How will you consume city's artistic side?
You remember the first time you smelt it, the high that got your blood penetrating through your veins, the adrenaline that got your heart rate propelling. You remember touching it, the rough uneven surface grazing your nearly raw fingertips while the colour absorbed through the infinite indents found in your human flesh. You remember hearing it, the comforting sound of creativity and originality exiting your soul. You remember seeing it, someone’s past in a simple intricate word laced with speckles of luminosity.
It’s just a scribble they said, nothing but a form of reckless vandalism, nothing but a bored teenager. Or is it? Did you ever stop to think that that inferior scribble could mean the world to somebody? That that scribble might tell a story of a disturbed teenager yearning to be heard but whose words are over shadowed by the more ‘important’ things the city has to say? The city’s walls become a canvas and these scribbles become a story. These scribbles are the start to something beautiful. Just like a child learns to draw through scribbles, these reckless marks that are etched deep into the city’s walls are the beginning of a story, a story that our city is craving to tell you.

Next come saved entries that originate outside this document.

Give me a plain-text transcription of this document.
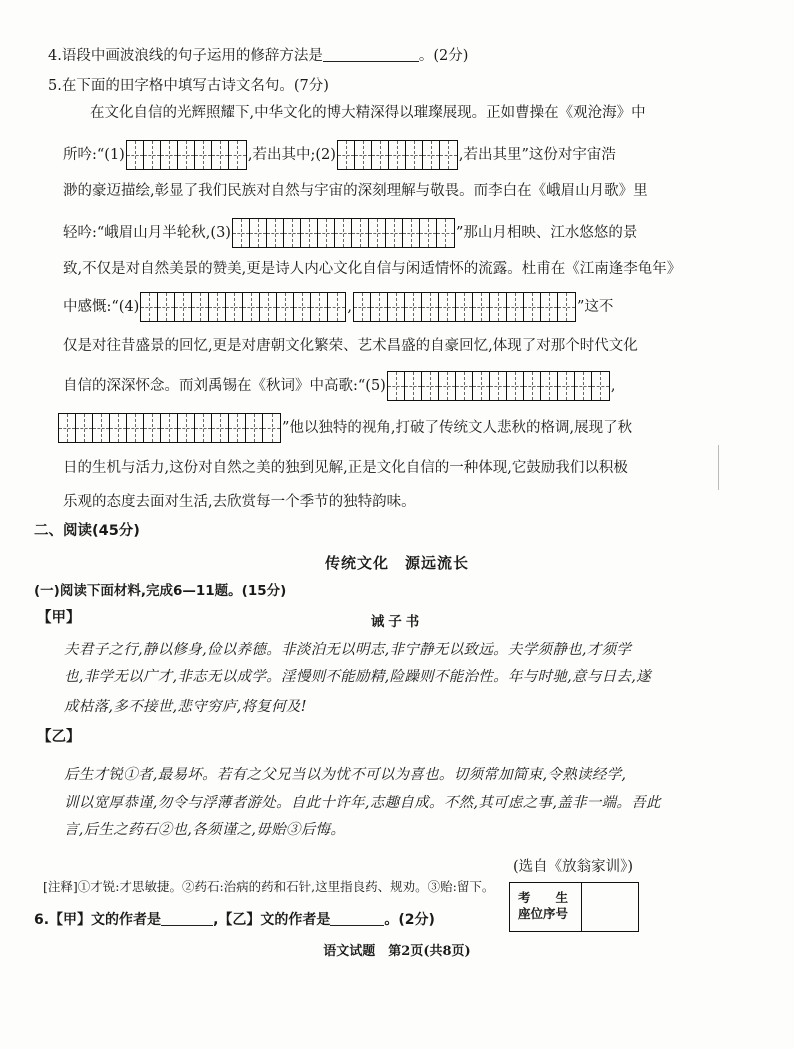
4.语段中画波浪线的句子运用的修辞方法是	。(2分)
5.在下面的田字格中填写古诗文名句。(7分)
在文化自信的光辉照耀下,中华文化的博大精深得以璀璨展现。正如曹操在《观沧海》中
所吟:“(1)	,若出其中;(2)	,若出其里”这份对宇宙浩
渺的豪迈描绘,彰显了我们民族对自然与宇宙的深刻理解与敬畏。而李白在《峨眉山月歌》里
轻吟:“峨眉山月半轮秋,(3)	”那山月相映、江水悠悠的景
致,不仅是对自然美景的赞美,更是诗人内心文化自信与闲适情怀的流露。杜甫在《江南逢李龟年》
中感慨:“(4)	,	”这不
仅是对往昔盛景的回忆,更是对唐朝文化繁荣、艺术昌盛的自豪回忆,体现了对那个时代文化
自信的深深怀念。而刘禹锡在《秋词》中高歌:“(5)	,
”他以独特的视角,打破了传统文人悲秋的格调,展现了秋
日的生机与活力,这份对自然之美的独到见解,正是文化自信的一种体现,它鼓励我们以积极
乐观的态度去面对生活,去欣赏每一个季节的独特韵味。
二、阅读(45分)
传统文化　源远流长
(一)阅读下面材料,完成6—11题。(15分)
【甲】	诫子书
夫君子之行,静以修身,俭以养德。非淡泊无以明志,非宁静无以致远。夫学须静也,才须学
也,非学无以广才,非志无以成学。淫慢则不能励精,险躁则不能治性。年与时驰,意与日去,遂
成枯落,多不接世,悲守穷庐,将复何及!
【乙】
后生才锐①者,最易坏。若有之父兄当以为忧不可以为喜也。切须常加简束,令熟读经学,
训以宽厚恭谨,勿令与浮薄者游处。自此十许年,志趣自成。不然,其可虑之事,盖非一端。吾此
言,后生之药石②也,各须谨之,毋贻③后悔。
(选自《放翁家训》)
[注释]①才锐:才思敏捷。②药石:治病的药和石针,这里指良药、规劝。③贻:留下。
6.【甲】文的作者是	,【乙】文的作者是	。(2分)
考　　生
座位序号
语文试题　第2页(共8页)
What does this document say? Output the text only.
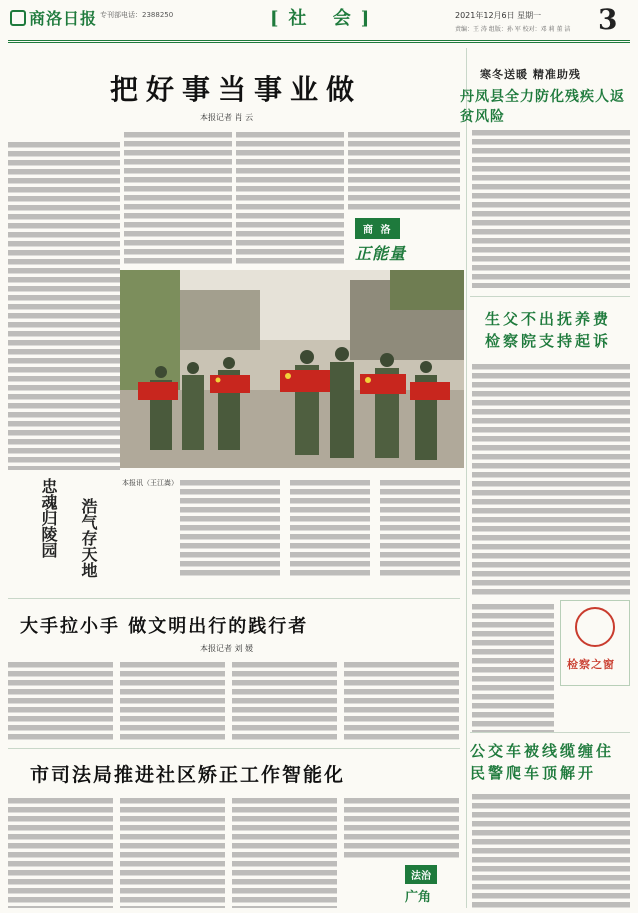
商洛日报 专刊部电话：2388250	[社 会]	2021年12月6日 星期一
责编：王 涛 组版：孙 军 校对：邓 莉 董 洁 3
把好事当事业做
本报记者 肖 云
商 洛
正能量
忠魂归陵园 浩气存天地
本报讯（王江嵩）
寒冬送暖 精准助残
丹凤县全力防化残疾人返贫风险
生父不出抚养费
检察院支持起诉
检察之窗
公交车被线缆缠住
民警爬车顶解开
大手拉小手 做文明出行的践行者
本报记者 刘 媛
市司法局推进社区矫正工作智能化
法治
广角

He gets out of bed in the death of night ready to face his troubled mind. He runs down the dark alleyways with a spray can in one hand and his soul in the other, as adrenaline slowly begins to take over. His past is numbed by daylight but at night it begins to take over. Graffiti is his only outlet, his only escape, if only society knew that he thinks to himself, if only they understood. He passes scribbled walls, walls that contain pieces of his own heart and past. He passes a park, the park where he himself destroyed a girl’s life, stripping her of her dignity and value, a park where his own daughter was conceived, a daughter who will never know her own father, a father who got caught up in a gang, a gang who killed innocent people. As he sits on a nearby swing he questions where his childhood went, he questions why his mother loved injecting herself with numbing substances more than she loved the spitting image of herself, he questions who is father could be and wonders if he would be proud of his son, he questions if there is any hope left in this world, any hope at all. He grows tired of questioning. He passes the brothel where his mother used to work, he thinks how selfish it was for a mother to let an 8 year old witness such things, he remembers mommy’s boss who used to remove all his clothes and touch him inappropriately when she was ‘busy’, he shivers at the thought. He passes the bottle store where he used to work in his teenage years to support his mother’s addiction; he hated her addiction but loved her too much to let it take her. He passes his school where he wishes he had finished his education, instead of raping girls to be accepted into a gang. His feet grow tired as he reaches a new fresh piece of wall. It reminds him of a crisp new piece of canvas, a perfect space to tell his story, one of pain and suffering. If only he knew how to read and write. He removes the lid and begins to spray. He breathes in allowing the aerosol to fill his lungs, this is his drug, and this feeling is his high. He is in a trance of emotion and pain as the paint reaches the clean white surface; he has no control as his mind takes over. He stops and takes a step back. What remains, is a simple scribble, a scribble he hopes his city understands.
These scribbles that are found around your city represent more than just teenage rebellion but speak words of growth and suffering. Each scribble has a meaning, each scribble represents a past. So, how will you consume it? How will you ingest your city’s scribbled walls?